Reverend Wright voiced another cry in front of a room of ten thousand at an annual NAACP conference today. The tension right now in this country between black and white Americans most often subsists behind the curtains; it's in the silence of our gestures, in our misunderstandings, and our hands covering our mouths after a slightly politically incorrect statement about the other race, and particularly black Americans. I am not as concerned right now with the issues confronted or the controversial and racial words potentially spoken by Rev. Wright, but what I can not ignore are my sympathies for this man and the pain I sense in the one voice he represents.The white man's ear in this country is not quite attuned to the rhythm of the black man's songs, and I believe this ufamiliarity with African American culture is and has damaged a much needed conversation between blacks and whites. Wright's statements may have been offensive, and as much as he defends them as "descriptive" rather than "divisive", I am not entirely sold. But that is beside the point. Two scores and a century is not a long time for a culture to heal from a heritage marked by suffering through dehumanization. And the black poets of the early 20th century had it right when they identified the African-American culture with a mask it was forced to wear in order to hide its tears, being excluded from the fellowship of the rest of mankind. And two scores and a century wasn't a definitive point; African Americans have struggled for social recognition for a much longer time after their emancipation. There voice has been stifled, and their status as human beings has gradually been bought at the expense of their own tears and blood.
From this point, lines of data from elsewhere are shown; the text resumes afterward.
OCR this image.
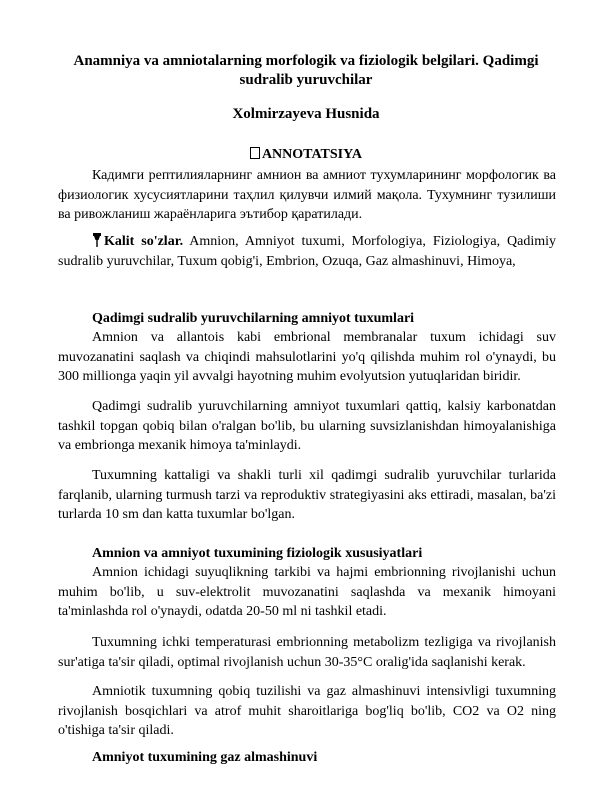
Anamniya va amniotalarning morfologik va fiziologik belgilari. Qadimgi sudralib yuruvchilar
Xolmirzayeva Husnida
ANNOTATSIYA

Кадимги рептилияларнинг амнион ва амниот тухумларининг морфологик ва физиологик хусусиятларини таҳлил қилувчи илмий мақола. Тухумнинг тузилиши ва ривожланиш жараёнларига эътибор қаратилади.

Kalit so'zlar. Amnion, Amniyot tuxumi, Morfologiya, Fiziologiya, Qadimiy sudralib yuruvchilar, Tuxum qobig'i, Embrion, Ozuqa, Gaz almashinuvi, Himoya,

Qadimgi sudralib yuruvchilarning amniyot tuxumlari

Amnion va allantois kabi embrional membranalar tuxum ichidagi suv muvozanatini saqlash va chiqindi mahsulotlarini yo'q qilishda muhim rol o'ynaydi, bu 300 millionga yaqin yil avvalgi hayotning muhim evolyutsion yutuqlaridan biridir.

Qadimgi sudralib yuruvchilarning amniyot tuxumlari qattiq, kalsiy karbonatdan tashkil topgan qobiq bilan o'ralgan bo'lib, bu ularning suvsizlanishdan himoyalanishiga va embrionga mexanik himoya ta'minlaydi.

Tuxumning kattaligi va shakli turli xil qadimgi sudralib yuruvchilar turlarida farqlanib, ularning turmush tarzi va reproduktiv strategiyasini aks ettiradi, masalan, ba'zi turlarda 10 sm dan katta tuxumlar bo'lgan.

Amnion va amniyot tuxumining fiziologik xususiyatlari

Amnion ichidagi suyuqlikning tarkibi va hajmi embrionning rivojlanishi uchun muhim bo'lib, u suv-elektrolit muvozanatini saqlashda va mexanik himoyani ta'minlashda rol o'ynaydi, odatda 20-50 ml ni tashkil etadi.

Tuxumning ichki temperaturasi embrionning metabolizm tezligiga va rivojlanish sur'atiga ta'sir qiladi, optimal rivojlanish uchun 30-35°C oralig'ida saqlanishi kerak.

Amniotik tuxumning qobiq tuzilishi va gaz almashinuvi intensivligi tuxumning rivojlanish bosqichlari va atrof muhit sharoitlariga bog'liq bo'lib, CO2 va O2 ning o'tishiga ta'sir qiladi.

Amniyot tuxumining gaz almashinuvi
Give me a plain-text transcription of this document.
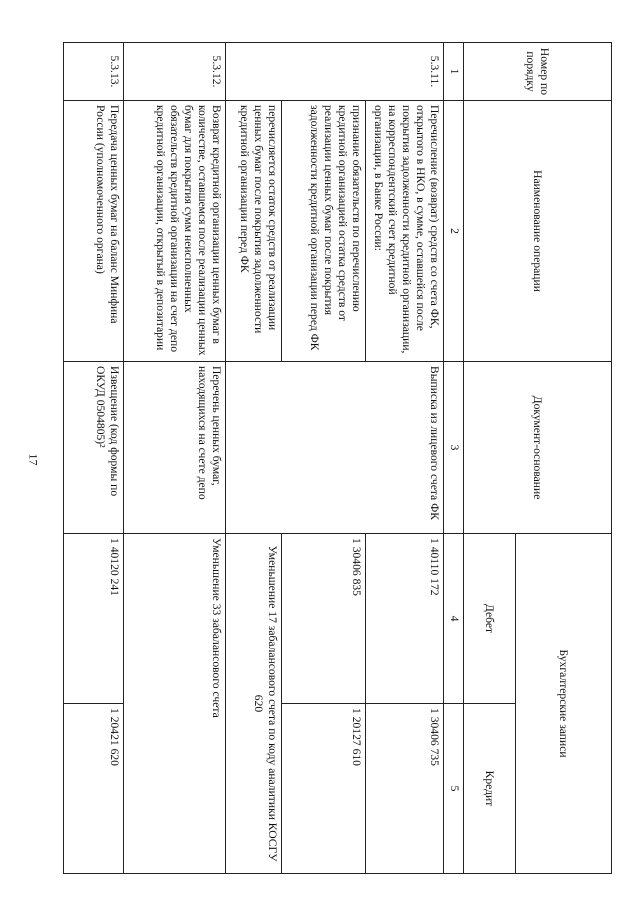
17
Номер по порядку	Наименование операции	Документ-основание	Бухгалтерские записи	
			Дебет	Кредит
1	2	3	4	5
5.3.11.	Перечисление (возврат) средств со счета ФК, открытого в НКО, в сумме, оставшейся после покрытия задолженности кредитной организации, на корреспондентский счет кредитной организации, в Банке России:	Выписка из лицевого счета ФК	1 40110 172	1 30406 735
	признание обязательств по перечислению кредитной организацией остатка средств от реализации ценных бумаг после покрытия задолженности кредитной организации перед ФК		1 30406 835	1 20127 610
	перечисляется остаток средств от реализации ценных бумаг после покрытия задолженности кредитной организации перед ФК		Уменьшение 17 забалансового счета по коду аналитики КОСГУ 620	
5.3.12.	Возврат кредитной организации ценных бумаг в количестве, оставшемся после реализации ценных бумаг для покрытия сумм неисполненных обязательств кредитной организации на счет депо кредитной организации, открытый в депозитарии	Перечень ценных бумаг, находящихся на счете депо	Уменьшение 33 забалансового счета	
5.3.13.	Передача ценных бумаг на баланс Минфина России (уполномоченного органа)	Извещение (код формы по ОКУД 0504805)²	1 40120 241	1 20421 620
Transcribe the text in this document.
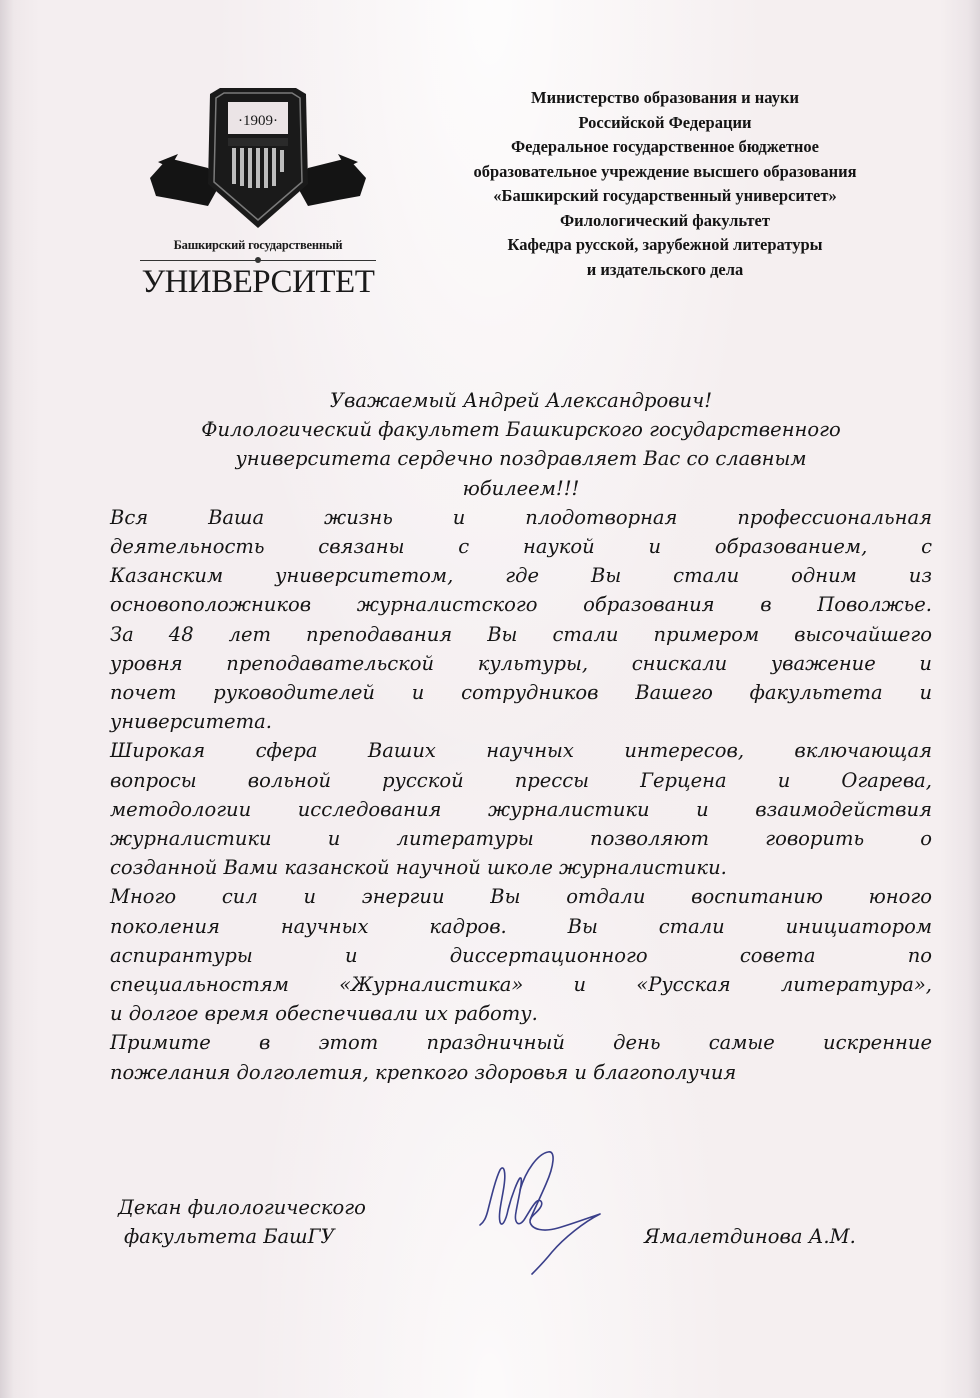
·1909·
Башкирский государственный
УНИВЕРСИТЕТ
Министерство образования и науки
Российской Федерации
Федеральное государственное бюджетное
образовательное учреждение высшего образования
«Башкирский государственный университет»
Филологический факультет
Кафедра русской, зарубежной литературы
и издательского дела
Уважаемый Андрей Александрович!
Филологический факультет Башкирского государственного
университета сердечно поздравляет Вас со славным
юбилеем!!!
Вся Ваша жизнь и плодотворная профессиональная
деятельность связаны с наукой и образованием, с
Казанским университетом, где Вы стали одним из
основоположников журналистского образования в Поволжье.
За 48 лет преподавания Вы стали примером высочайшего
уровня преподавательской культуры, снискали уважение и
почет руководителей и сотрудников Вашего факультета и
университета.
Широкая сфера Ваших научных интересов, включающая
вопросы вольной русской прессы Герцена и Огарева,
методологии исследования журналистики и взаимодействия
журналистики и литературы позволяют говорить о
созданной Вами казанской научной школе журналистики.
Много сил и энергии Вы отдали воспитанию юного
поколения научных кадров. Вы стали инициатором
аспирантуры и диссертационного совета по
специальностям «Журналистика» и «Русская литература»,
и долгое время обеспечивали их работу.
Примите в этот праздничный день самые искренние
пожелания долголетия, крепкого здоровья и благополучия
Декан филологического
факультета БашГУ	Ямалетдинова А.М.
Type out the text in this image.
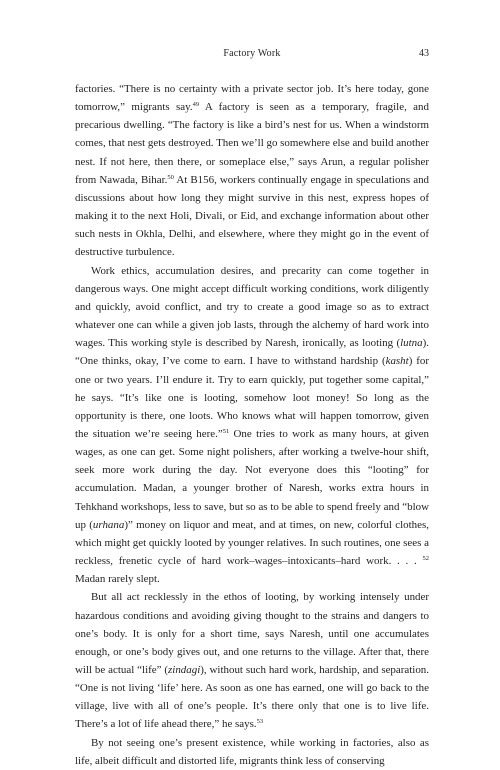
Factory Work	43

factories. “There is no certainty with a private sector job. It’s here today, gone tomorrow,” migrants say.$^{49}$ A factory is seen as a temporary, fragile, and precarious dwelling. “The factory is like a bird’s nest for us. When a windstorm comes, that nest gets destroyed. Then we’ll go somewhere else and build another nest. If not here, then there, or someplace else,” says Arun, a regular polisher from Nawada, Bihar.$^{50}$ At B156, workers continually engage in speculations and discussions about how long they might survive in this nest, express hopes of making it to the next Holi, Divali, or Eid, and exchange information about other such nests in Okhla, Delhi, and elsewhere, where they might go in the event of destructive turbulence.

Work ethics, accumulation desires, and precarity can come together in dangerous ways. One might accept difficult working conditions, work diligently and quickly, avoid conflict, and try to create a good image so as to extract whatever one can while a given job lasts, through the alchemy of hard work into wages. This working style is described by Naresh, ironically, as looting (lutna). “One thinks, okay, I’ve come to earn. I have to withstand hardship (kasht) for one or two years. I’ll endure it. Try to earn quickly, put together some capital,” he says. “It’s like one is looting, somehow loot money! So long as the opportunity is there, one loots. Who knows what will happen tomorrow, given the situation we’re seeing here.”$^{51}$ One tries to work as many hours, at given wages, as one can get. Some night polishers, after working a twelve-hour shift, seek more work during the day. Not everyone does this “looting” for accumulation. Madan, a younger brother of Naresh, works extra hours in Tehkhand workshops, less to save, but so as to be able to spend freely and “blow up (urhana)” money on liquor and meat, and at times, on new, colorful clothes, which might get quickly looted by younger relatives. In such routines, one sees a reckless, frenetic cycle of hard work–wages–intoxicants–hard work. . . . $^{52}$ Madan rarely slept.

But all act recklessly in the ethos of looting, by working intensely under hazardous conditions and avoiding giving thought to the strains and dangers to one’s body. It is only for a short time, says Naresh, until one accumulates enough, or one’s body gives out, and one returns to the village. After that, there will be actual “life” (zindagi), without such hard work, hardship, and separation. “One is not living ‘life’ here. As soon as one has earned, one will go back to the village, live with all of one’s people. It’s there only that one is to live life. There’s a lot of life ahead there,” he says.$^{53}$

By not seeing one’s present existence, while working in factories, also as life, albeit difficult and distorted life, migrants think less of conserving
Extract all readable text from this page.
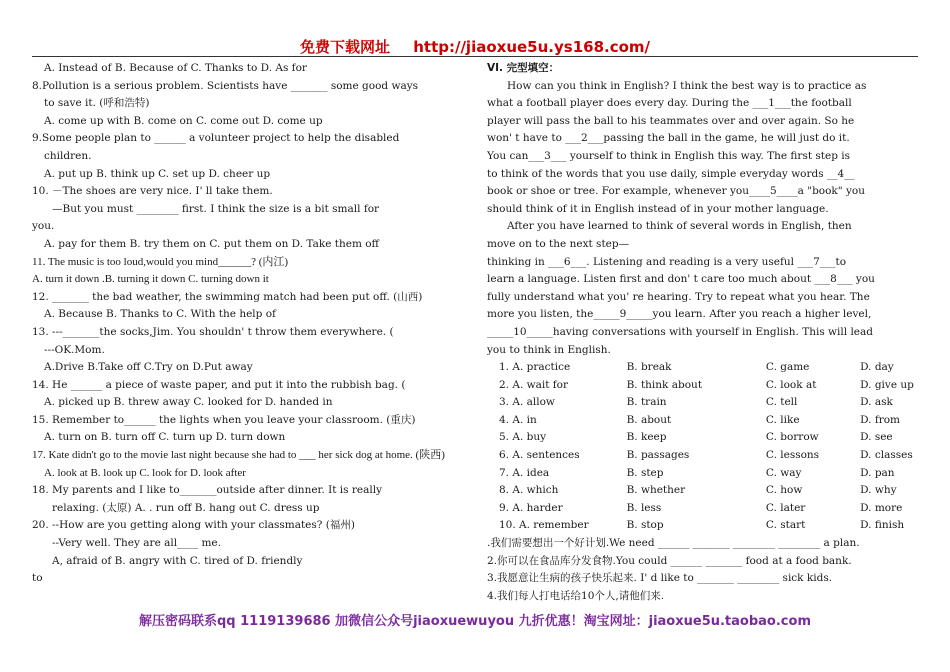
免费下载网址 http://jiaoxue5u.ys168.com/
A. Instead of B. Because of C. Thanks to D. As for
8.Pollution is a serious problem. Scientists have _______ some good ways
to save it. (呼和浩特)
A. come up with B. come on C. come out D. come up
9.Some people plan to ______ a volunteer project to help the disabled
children.
A. put up B. think up C. set up D. cheer up
10. －The shoes are very nice. I' ll take them.
—But you must ________ first. I think the size is a bit small for
you.
A. pay for them B. try them on C. put them on D. Take them off
11. The music is too loud,would you mind______? (内江)
A. turn it down .B. turning it down C. turning down it
12. _______ the bad weather, the swimming match had been put off. (山西)
A. Because B. Thanks to C. With the help of
13. ---_______the socks,Jim. You shouldn' t throw them everywhere. (
---OK.Mom.
A.Drive B.Take off C.Try on D.Put away
14. He ______ a piece of waste paper, and put it into the rubbish bag. (
A. picked up B. threw away C. looked for D. handed in
15. Remember to______ the lights when you leave your classroom. (重庆)
A. turn on B. turn off C. turn up D. turn down
17. Kate didn't go to the movie last night because she had to ___ her sick dog at home. (陕西)
A. look at B. look up C. look for D. look after
18. My parents and I like to_______outside after dinner. It is really
relaxing. (太原) A. . run off B. hang out C. dress up
20. --How are you getting along with your classmates? (福州)
--Very well. They are all____ me.
A, afraid of B. angry with C. tired of D. friendly
to
VI. 完型填空：
How can you think in English? I think the best way is to practice as
what a football player does every day. During the ___1___the football
player will pass the ball to his teammates over and over again. So he
won' t have to ___2___passing the ball in the game, he will just do it.
You can___3___ yourself to think in English this way. The first step is
to think of the words that you use daily, simple everyday words __4__
book or shoe or tree. For example, whenever you____5____a "book" you
should think of it in English instead of in your mother language.
After you have learned to think of several words in English, then
move on to the next step—
thinking in ___6___. Listening and reading is a very useful ___7___to
learn a language. Listen first and don' t care too much about ___8___ you
fully understand what you' re hearing. Try to repeat what you hear. The
more you listen, the_____9_____you learn. After you reach a higher level,
_____10_____having conversations with yourself in English. This will lead
you to think in English.
1. A. practice	B. break	C. game	D. day
2. A. wait for	B. think about	C. look at	D. give up
3. A. allow	B. train	C. tell	D. ask
4. A. in	B. about	C. like	D. from
5. A. buy	B. keep	C. borrow	D. see
6. A. sentences	B. passages	C. lessons	D. classes
7. A. idea	B. step	C. way	D. pan
8. A. which	B. whether	C. how	D. why
9. A. harder	B. less	C. later	D. more
10. A. remember	B. stop	C. start	D. finish
.我们需要想出一个好计划.We need ______ _______ ________ ________ a plan.
2.你可以在食品库分发食物.You could ______ _______ food at a food bank.
3.我愿意让生病的孩子快乐起来. I' d like to _______ ________ sick kids.
4.我们每人打电话给10个人,请他们来.
解压密码联系qq 1119139686 加微信公众号jiaoxuewuyou 九折优惠！淘宝网址：jiaoxue5u.taobao.com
The media's obsession with Wright right now might open the door for more dialogue between blacks and whites. In order for the dialogue to continue, however, a posture to listen, as much as it is often tongue-in-cheek, has to be adopted by white Americans. Our responsibility is not to point to African American failures in voicing themselves ethically and soberly. Dialogue always demands an identification of the origin and end, and to arrive at an understanding of why the African American fist was raised and why it is still up in the air demands a sensitivity to be willing to understand, however much it fails in articulation.
The forms of expression are often offensive, loud, and obtrusive, but the form can not obviate our attention to the substantive issues at hand. Human identity survives through its cultural and social recognition, and it is one of our greatest duties to ensure the recognition of this identity. Whether or not we believe this "suffering" is self inflicted or a way of placing the responsibility on white Americans, it does not detract from the fact that black Americans are and have been hurting, regardless of where they place the blame. Even if their words are presently offensive, their words can not be divorced or castrated from where those words find their origin, the human tongue. And that is where our sympathy must begin, a respect for the dignity of human beings and human expression, and a willingness to see that dignity preserved. You can't separate the "drum from the drummer", and the drumming will not always be perfect. If we want a better tune, we have to attend the suffering human voice.